Question

find the perimeter and area of the following figures (a) and (b). a. the perimeter is _______b. the shaded area is ______

Answer 1

The perimeter of a figure is the length of its outer sides.

In this case, we need to find the perimeter of the semi-circle on the top and the highlighted sides of the two triangles at the bottom.

The perimeter of a semi-circle is given by the following formula:

`P=\pi r`

Where r is the radius of the semi-circle.

The length of the missing sides of the triangles is given by the Pythagorean theorem, like this:

`a=\sqrt[]{b^2^{}+c^2}`

Where b and c are the lengths of the legs of the triangles.
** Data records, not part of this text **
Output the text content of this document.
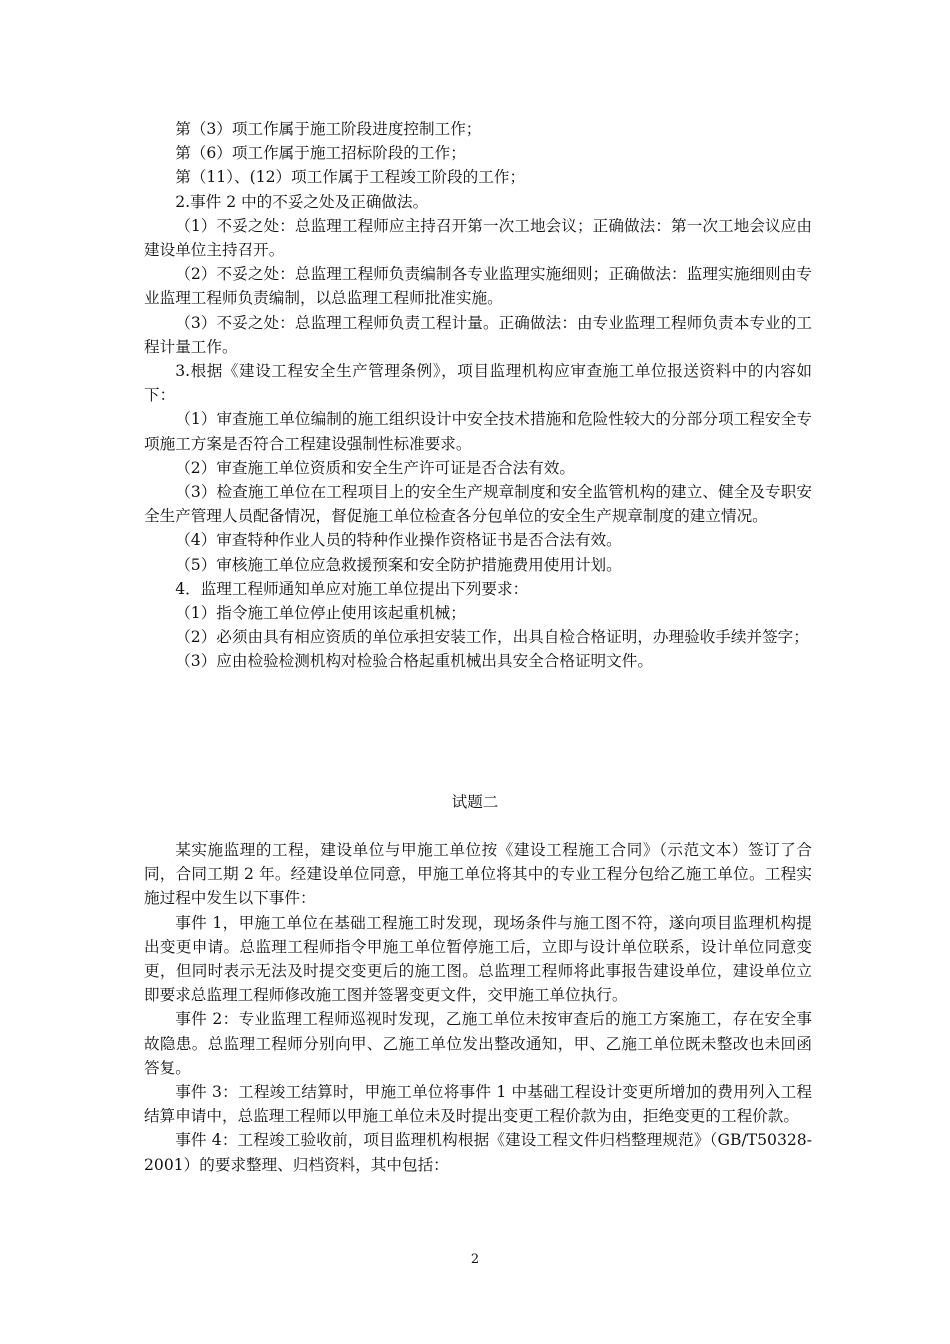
第（3）项工作属于施工阶段进度控制工作；

第（6）项工作属于施工招标阶段的工作；

第（11）、(12）项工作属于工程竣工阶段的工作；

2.事件 2 中的不妥之处及正确做法。

（1）不妥之处：总监理工程师应主持召开第一次工地会议；正确做法：第一次工地会议应由建设单位主持召开。

（2）不妥之处：总监理工程师负责编制各专业监理实施细则；正确做法：监理实施细则由专业监理工程师负责编制，以总监理工程师批准实施。

（3）不妥之处：总监理工程师负责工程计量。正确做法：由专业监理工程师负责本专业的工程计量工作。

3.根据《建设工程安全生产管理条例》，项目监理机构应审查施工单位报送资料中的内容如下：

（1）审查施工单位编制的施工组织设计中安全技术措施和危险性较大的分部分项工程安全专项施工方案是否符合工程建设强制性标准要求。

（2）审查施工单位资质和安全生产许可证是否合法有效。

（3）检查施工单位在工程项目上的安全生产规章制度和安全监管机构的建立、健全及专职安全生产管理人员配备情况，督促施工单位检查各分包单位的安全生产规章制度的建立情况。

（4）审查特种作业人员的特种作业操作资格证书是否合法有效。

（5）审核施工单位应急救援预案和安全防护措施费用使用计划。

4．监理工程师通知单应对施工单位提出下列要求：

（1）指令施工单位停止使用该起重机械；

（2）必须由具有相应资质的单位承担安装工作，出具自检合格证明，办理验收手续并签字；

（3）应由检验检测机构对检验合格起重机械出具安全合格证明文件。

试题二

某实施监理的工程，建设单位与甲施工单位按《建设工程施工合同》（示范文本）签订了合同，合同工期 2 年。经建设单位同意，甲施工单位将其中的专业工程分包给乙施工单位。工程实施过程中发生以下事件：

事件 1，甲施工单位在基础工程施工时发现，现场条件与施工图不符，遂向项目监理机构提出变更申请。总监理工程师指令甲施工单位暂停施工后，立即与设计单位联系，设计单位同意变更，但同时表示无法及时提交变更后的施工图。总监理工程师将此事报告建设单位，建设单位立即要求总监理工程师修改施工图并签署变更文件，交甲施工单位执行。

事件 2：专业监理工程师巡视时发现，乙施工单位未按审查后的施工方案施工，存在安全事故隐患。总监理工程师分别向甲、乙施工单位发出整改通知，甲、乙施工单位既未整改也未回函答复。

事件 3：工程竣工结算时，甲施工单位将事件 1 中基础工程设计变更所增加的费用列入工程结算申请中，总监理工程师以甲施工单位未及时提出变更工程价款为由，拒绝变更的工程价款。

事件 4：工程竣工验收前，项目监理机构根据《建设工程文件归档整理规范》（GB/T50328-2001）的要求整理、归档资料，其中包括：

2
By replacing 8 for r into the first formula, we get:

`P=\pi*8=8\pi`

By replacing 8 for b and 15 for c into the second equation, we get:

`a=\sqrt[]{8^2+15^2}=\sqrt[]{64+225}=\sqrt[]{289}=17`

Then, we just have to add up the perimeter of the semi-circle and the lengths of the mentioned sides, two times, because there are two triangles, like this:

Perimeter = 8π + 17 + 17 = 8π + 34

Then, the perimeter of figure a equals 8π + 34 meters

The area of this figure can be calculated by summing up the area of the semicircle and the area of the triangle, like this:

The area of the semi-cirlce (red shaded area) is given by the following formula:

`A=(\pi r^2)/(2)`

The area of the triangle (yellow shaded area) is given by the following formula:

`A=(b* h)/(2)`

Where b is the length of the base and h is the height of the triangle.

By replacing 8 for r into the first formula, we get:

`A=(\pi*8^2)/(2)=(64\pi)/(2)=32\pi`

By replacing 15 for h and 16 for b ( 8 + 8) into the second formula, we get:

`A=(15*16)/(2)=120`

By adding the area of the semi-circle and the area of a triangle, we get:

Area = 32π + 120

Then, the area of the figure equals 32π + 120 square meters